New-generation empirical magnetic field models: Increasing resolution of equatorial and Birkeland currents and transition from modeling to nowcasting

Abstract:

Classical empirical geomagnetic field models were built using rigid electric current modules whose amplitude and size were determined by predefined functions of solar wind and global parameters, which limited their ability to reconstruct the global morphology of the magnetosphere and its dynamic evolution during geomagnetic storms. The TS07D model mitigated these limitations by replacing the equatorial current modules with basis-function expansions and by introducing a dynamical binning approach based on nearest neighbors.

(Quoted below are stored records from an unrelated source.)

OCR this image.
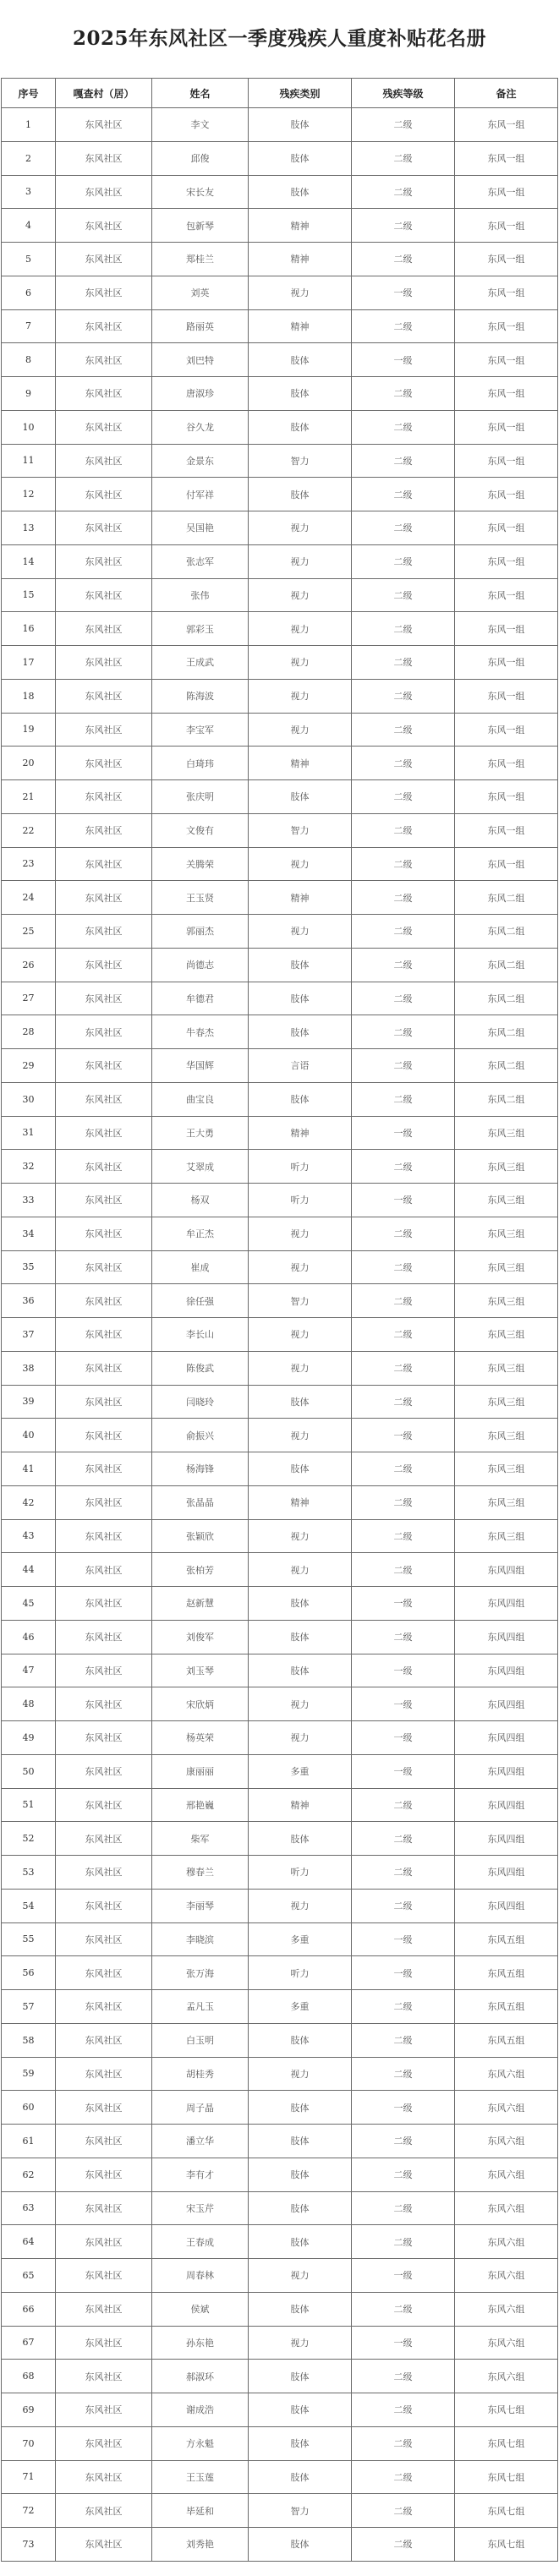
2025年东风社区一季度残疾人重度补贴花名册
序号	嘎查村（居）	姓名	残疾类别	残疾等级	备注
1	东风社区	李文	肢体	二级	东风一组
2	东风社区	邱俊	肢体	二级	东风一组
3	东风社区	宋长友	肢体	二级	东风一组
4	东风社区	包新琴	精神	二级	东风一组
5	东风社区	郑桂兰	精神	二级	东风一组
6	东风社区	刘英	视力	一级	东风一组
7	东风社区	路丽英	精神	二级	东风一组
8	东风社区	刘巴特	肢体	一级	东风一组
9	东风社区	唐淑珍	肢体	二级	东风一组
10	东风社区	谷久龙	肢体	二级	东风一组
11	东风社区	金景东	智力	二级	东风一组
12	东风社区	付军祥	肢体	二级	东风一组
13	东风社区	吴国艳	视力	二级	东风一组
14	东风社区	张志军	视力	二级	东风一组
15	东风社区	张伟	视力	二级	东风一组
16	东风社区	郭彩玉	视力	二级	东风一组
17	东风社区	王成武	视力	二级	东风一组
18	东风社区	陈海波	视力	二级	东风一组
19	东风社区	李宝军	视力	二级	东风一组
20	东风社区	白琦玮	精神	二级	东风一组
21	东风社区	张庆明	肢体	二级	东风一组
22	东风社区	文俊有	智力	二级	东风一组
23	东风社区	关腾荣	视力	二级	东风一组
24	东风社区	王玉贤	精神	二级	东风二组
25	东风社区	郭丽杰	视力	二级	东风二组
26	东风社区	尚德志	肢体	二级	东风二组
27	东风社区	牟德君	肢体	二级	东风二组
28	东风社区	牛春杰	肢体	二级	东风二组
29	东风社区	华国辉	言语	二级	东风二组
30	东风社区	曲宝良	肢体	二级	东风二组
31	东风社区	王大勇	精神	一级	东风三组
32	东风社区	艾翠成	听力	二级	东风三组
33	东风社区	杨双	听力	一级	东风三组
34	东风社区	牟正杰	视力	二级	东风三组
35	东风社区	崔成	视力	二级	东风三组
36	东风社区	徐任强	智力	二级	东风三组
37	东风社区	李长山	视力	二级	东风三组
38	东风社区	陈俊武	视力	二级	东风三组
39	东风社区	闫晓玲	肢体	二级	东风三组
40	东风社区	俞振兴	视力	一级	东风三组
41	东风社区	杨海锋	肢体	二级	东风三组
42	东风社区	张晶晶	精神	二级	东风三组
43	东风社区	张颖欣	视力	二级	东风三组
44	东风社区	张柏芳	视力	二级	东风四组
45	东风社区	赵新慧	肢体	一级	东风四组
46	东风社区	刘俊军	肢体	二级	东风四组
47	东风社区	刘玉琴	肢体	一级	东风四组
48	东风社区	宋欣炳	视力	一级	东风四组
49	东风社区	杨英荣	视力	一级	东风四组
50	东风社区	康丽丽	多重	一级	东风四组
51	东风社区	邢艳巍	精神	二级	东风四组
52	东风社区	柴军	肢体	二级	东风四组
53	东风社区	穆春兰	听力	二级	东风四组
54	东风社区	李丽琴	视力	二级	东风四组
55	东风社区	李晓滨	多重	一级	东风五组
56	东风社区	张万海	听力	一级	东风五组
57	东风社区	孟凡玉	多重	二级	东风五组
58	东风社区	白玉明	肢体	二级	东风五组
59	东风社区	胡桂秀	视力	二级	东风六组
60	东风社区	周子晶	肢体	一级	东风六组
61	东风社区	潘立华	肢体	二级	东风六组
62	东风社区	李有才	肢体	二级	东风六组
63	东风社区	宋玉芹	肢体	二级	东风六组
64	东风社区	王春成	肢体	二级	东风六组
65	东风社区	周春林	视力	一级	东风六组
66	东风社区	侯斌	肢体	二级	东风六组
67	东风社区	孙东艳	视力	一级	东风六组
68	东风社区	郝淑环	肢体	二级	东风六组
69	东风社区	谢成浩	肢体	二级	东风七组
70	东风社区	方永魁	肢体	二级	东风七组
71	东风社区	王玉莲	肢体	二级	东风七组
72	东风社区	毕延和	智力	二级	东风七组
73	东风社区	刘秀艳	肢体	二级	东风七组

Here we further progress this avenue. Firstly, the number of basis functions is increased and new data from Van Allen Probes and THEMIS missions is added, allowing the model to resolve the spatial structure and evolution of the innermost eastward and banana currents. Then, an enhanced Birkeland current module that more accurately reconstructs the realistic morphology, including the Harang discontinuity and IMF By dependence, is discussed. Lastly, the performance of various nowcasting versions of the model with different sets of the binning parameters is examined for the first time using their direct validation by in-situ geomagnetic field observations, leading to an optimum nowcasting version of the model. Furthermore, the plasma pressure is reconstructed assuming force balance with the empirical magnetic field, and the role of pressure-driven currents is examined.